Episode 192 Summary

Tony Meade

Active Member
SESSION 192

Condemned to go on this hopeless journey:
  • It’s ironic that this time, it is Gandalf who is eavesdropping on the hobbits’ private meeting.
  • Frodo seems to be too beside himself to engage in hobbitry, but Pippin can’t be repressed.
  • The fact that Frodo uses the word “condemned” is important, as Elrond had laid so much importance on this being Frodo’s free choice, but Frodo is using this word to describe Sam.
  • Though Sam was strong in his volunteering, but Elrond was more implicit about his free will.
  • Meanwhile on the surface, being sent on this journey would be the most severe punishment.
  • Frodo may be honest that his wish was to stay in Rivendell, but he has known or sensed that he was going to have to go all the way to Mordor since Bag End, just as Gandalf has been sure of it.
  • Note: While in the film, Sam seems confident that they are going home from Rivendell, none of the hobbits, especially Frodo, expect this to be the case in the book, but to go on to the end.
To rest here, a long while, perhaps for good:
  • By using the word “dreamed”, Frodo acknowledges that he didn’t truly believe he was done.
  • It is important that Frodo dreams of staying in Rivendell, not returning to the Shire.
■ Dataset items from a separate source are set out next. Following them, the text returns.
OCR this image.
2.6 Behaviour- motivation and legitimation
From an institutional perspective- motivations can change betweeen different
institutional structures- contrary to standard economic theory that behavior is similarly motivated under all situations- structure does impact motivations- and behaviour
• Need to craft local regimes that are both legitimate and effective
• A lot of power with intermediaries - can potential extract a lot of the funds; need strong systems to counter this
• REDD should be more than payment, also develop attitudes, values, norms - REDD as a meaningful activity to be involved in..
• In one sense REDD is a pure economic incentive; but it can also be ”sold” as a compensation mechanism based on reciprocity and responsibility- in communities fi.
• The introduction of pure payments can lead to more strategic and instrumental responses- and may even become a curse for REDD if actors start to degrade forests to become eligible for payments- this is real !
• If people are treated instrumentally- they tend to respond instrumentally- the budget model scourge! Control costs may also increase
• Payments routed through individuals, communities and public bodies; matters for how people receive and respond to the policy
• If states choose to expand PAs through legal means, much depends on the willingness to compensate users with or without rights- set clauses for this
Frodo has always believed that this was a one-way journey, and one way or another, he couldn’t go home.
  • Staying in Rivendell would mean that Frodo would be safe, but he still can’t go back to the Shire.
  • By selling Bag End, he can’t really go home anyway, and since Bilbo is here in Rivendell, this will be as close as a home as he can find and is also an improvement over the house in Crickhollow.
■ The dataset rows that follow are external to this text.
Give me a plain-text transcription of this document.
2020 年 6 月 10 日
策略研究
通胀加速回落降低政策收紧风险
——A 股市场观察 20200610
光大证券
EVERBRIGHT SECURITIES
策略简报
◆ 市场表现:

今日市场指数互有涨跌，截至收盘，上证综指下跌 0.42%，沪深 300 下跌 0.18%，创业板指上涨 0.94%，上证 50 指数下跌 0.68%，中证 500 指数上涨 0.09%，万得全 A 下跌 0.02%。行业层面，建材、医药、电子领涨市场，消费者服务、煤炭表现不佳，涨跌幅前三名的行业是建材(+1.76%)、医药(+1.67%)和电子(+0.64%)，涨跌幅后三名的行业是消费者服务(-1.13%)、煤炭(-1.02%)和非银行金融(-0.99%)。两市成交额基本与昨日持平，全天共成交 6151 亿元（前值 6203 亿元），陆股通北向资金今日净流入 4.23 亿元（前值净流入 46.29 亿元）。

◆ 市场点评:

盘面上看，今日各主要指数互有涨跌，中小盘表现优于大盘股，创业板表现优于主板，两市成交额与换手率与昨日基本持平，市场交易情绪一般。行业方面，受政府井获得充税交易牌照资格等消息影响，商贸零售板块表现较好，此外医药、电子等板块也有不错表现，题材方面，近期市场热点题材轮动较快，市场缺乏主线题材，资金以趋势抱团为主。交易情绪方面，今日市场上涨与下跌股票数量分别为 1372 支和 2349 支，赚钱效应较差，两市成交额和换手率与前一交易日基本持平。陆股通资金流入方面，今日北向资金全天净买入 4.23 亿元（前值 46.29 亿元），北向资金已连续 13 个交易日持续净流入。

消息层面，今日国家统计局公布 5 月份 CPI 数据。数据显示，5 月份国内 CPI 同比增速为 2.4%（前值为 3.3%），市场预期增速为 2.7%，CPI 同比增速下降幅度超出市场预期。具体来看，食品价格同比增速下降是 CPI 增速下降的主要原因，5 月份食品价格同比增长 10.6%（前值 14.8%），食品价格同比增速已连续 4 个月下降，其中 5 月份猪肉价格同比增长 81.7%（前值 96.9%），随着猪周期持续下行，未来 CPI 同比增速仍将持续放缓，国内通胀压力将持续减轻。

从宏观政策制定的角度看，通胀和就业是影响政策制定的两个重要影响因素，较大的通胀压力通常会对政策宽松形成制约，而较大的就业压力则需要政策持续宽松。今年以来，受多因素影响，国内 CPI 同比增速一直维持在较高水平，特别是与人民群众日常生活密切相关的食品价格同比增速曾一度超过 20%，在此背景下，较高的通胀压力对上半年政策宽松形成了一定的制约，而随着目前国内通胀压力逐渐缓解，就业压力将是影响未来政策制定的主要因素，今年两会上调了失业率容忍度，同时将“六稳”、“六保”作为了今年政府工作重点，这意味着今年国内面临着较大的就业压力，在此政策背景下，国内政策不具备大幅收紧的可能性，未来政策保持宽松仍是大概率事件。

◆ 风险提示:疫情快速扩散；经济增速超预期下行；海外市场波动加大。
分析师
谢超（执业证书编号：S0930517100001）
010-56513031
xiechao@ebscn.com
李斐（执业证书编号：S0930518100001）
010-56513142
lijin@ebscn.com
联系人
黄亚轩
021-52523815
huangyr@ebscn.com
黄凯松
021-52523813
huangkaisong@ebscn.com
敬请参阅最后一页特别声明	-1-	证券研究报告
  • Note: Frodo has consistently contrasted his journey Bilbo’s, for whom returning to Bag End was always the ultimate destination. Frodo has only worked towards his departure and escape. He will never long for home in the way that Bilbo did throughout the rest of the story, unlike Sam.
  • In a way, Frodo’s dream is escapist and passive, neither fulfilling the quest nor going home, and simply shunts his responsibility to someone else, but in the end, he took on his responsibility.
  • When Frodo talks about how he’d “dreamed” this, he clearly just means me made an idle wish.
  • Note: It’s important to remember that he has only recovered from his illness a little over a day.
They want to go on:
  • How is Frodo feeling as he responds to Pippin? Angry, bitter, depressed, resigned, slyly joking?
  • While Frodo might have begun by echoing Pippin’s hobbitry, in an effort to conceal how he really feels about it, but that comes out by the time he is talking about being “condemned’.
  • The last sentence seems wistful, which seems to contradict Elrond’s appraisal of Frodo as one of the great Elf-friends, but he also seems exasperated at their inability to grasp the full gravity.
  • At the least, Frodo is objecting to the joking tone, as he thinks that this is not a joking matter.
  • Merry offers a compromising tone in response to Frodo, though and Pippin are irrepressible.
  • Frodo understands that serious things are what hobbits joke about, but he’s just not in the mood, and he would also want to dissuade them from coming, just as he did in Crickhollow.
  • While Bilbo joked while making a serious offer, Frodo seems incapable of this. One big difference is that Bilbo’s joke was only about himself, while Frodo is thinking of Sam’s fate.
  • Merry doesn’t joke, though he is being light and gentle about Frodo’s rebuke, but he also wants to correct Frodo on the use of the word “condemned” since Elrond rewarded Sam with his wish.
  • By tying that they could stay in Rivendell, this ties their wish to go to Frodo’s wish to stay.
  • This is also Merry showing his quality as hobbit aristocracy, in the way he comports himself.
  • Note: There is a parallel between their desire to leave the peace of Rivendell to face danger with Frodo, and Huor and Húrin’s desire to leave Gondolin and rejoin their people in the war.
  • In pointing out Sam’s choice, Merry is highlighting their own prior choices and their bond.
  • Note: Though they have only finished a small part of their journey, the distance, and experiences that they have shared, already are far beyond the measure of hobbits in the Shire.
  • Merry ends by reasserting his and Pippin’s choice, while acknowledging the dangers they know.
  • Pippin returns to his original joke about being chained up by Elrond in his support of Merry.
  • Ending with the joking insult about someone with intelligence being needed, and not meaning Frodo, is how Pippin attempts to help Frodo with his gloominess and resistance to their help.
Worrying themselves unnecessarily:
  • Gandalf shows his skill with hobbitish comebacks by picking this moment to interject a joke.
  • It’s unlikely that Gandalf was passing by and only heard what Pippin in saying, but more likely that he has been listening since at least before Frodo’s statement to them about Sam.
  • What does Gandalf mean by “worrying”? Gandalf seems to be addressing both Frodo’s desire to leave behind his friends to protect them, and Merry and Pippin’s fear of being left behind.
  • Gandalf wishes to ally both by saying that neither outcome is certain and won’t be soon.